We do not support all attributes for a fully dressed Use Case (another style suggested by A. Cockburn), but you can use the interactions introduced above to model the main success scenario:

UseCase Get_paid_for_car_accident { // title
  actor "Claimant" // primary actor
  scope "Insurance company" // scope
  level "Summary" // level
  benefit "A claimant submits a claim and and gets paid from the insurance company." // story (brief summary)
  interactions
    "submit" a "Claim",                // step 1: claimant submits claim
    "verifyExistanceOf" "Policy",      // step 2: insurance company verifies that valid policy exists
    "assign" an "Agent" for a "Claim", // step 3: agent is assigned to claim
    "verify" "Policy",                 // step 4: agent verifies all details are within policy guidelines
    "pay" "Claimant",                  // step 5 (1): claimant gets paid
    "close" "Claim"                    // step 5 (2): file/claim gets closed
}

Secondary Actors

If your use case involves secondary actors, you can use the secondaryActors keyword as shown in the following example:

UseCase UC1_Example {
  actor = "Insurance Employee"
  secondaryActors = "Insurance Administrator", "Sales Person"
  interactions = create a "Customer", update a "Customer", "offer" a "Contract"
  benefit = "I am able to manage the customers data and offer them insurance contracts."
}

All actors are respected in our PlantUML Generator (Use Case Diagram).

User Story

First and foremost, a user story is an invitation to communicate and collaborate, as well a planning item.
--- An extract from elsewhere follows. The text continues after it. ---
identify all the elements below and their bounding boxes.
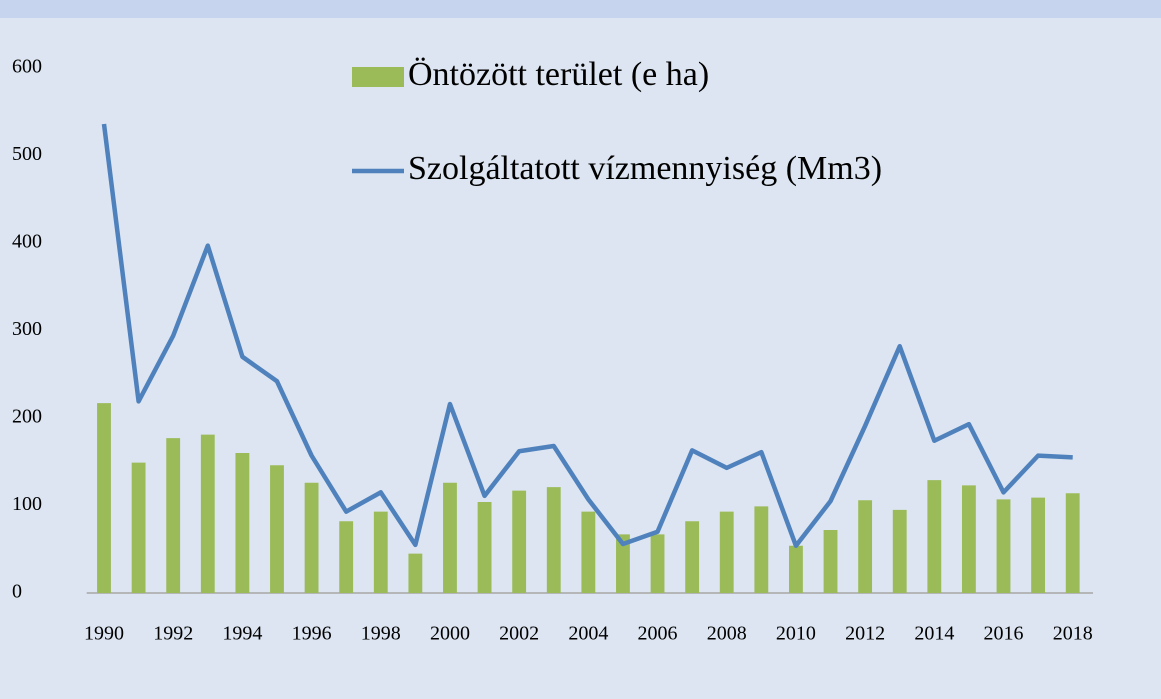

That said, the role-feature-reason template can also serve as a requirements specification element. Hence, the user story support in CML allows you to declare exactly the same information as seen in the use case above, but in another syntax:

UserStory US1_Example {
  As an "Insurance Employee"
    I want to "create" a "Customer" with its "firstname", "lastname" // attributes are optional ('with its' part)
    I want to "update" an "Address" for a "Customer" // reference is optional ('for a' part)
    I want to "offer" a "Contract" for a "Customer" // reference is optional ('for a' part)
  so that "I am able to manage the customers data and offer them insurance contracts."
}

Note: As you can see above, both variants allow users to specify multiple interactions or I want to parts in one use case or user story. You can see this as a way of expressing related features, for instance those originating from splitting a larger story - or the steps in a use case scenario.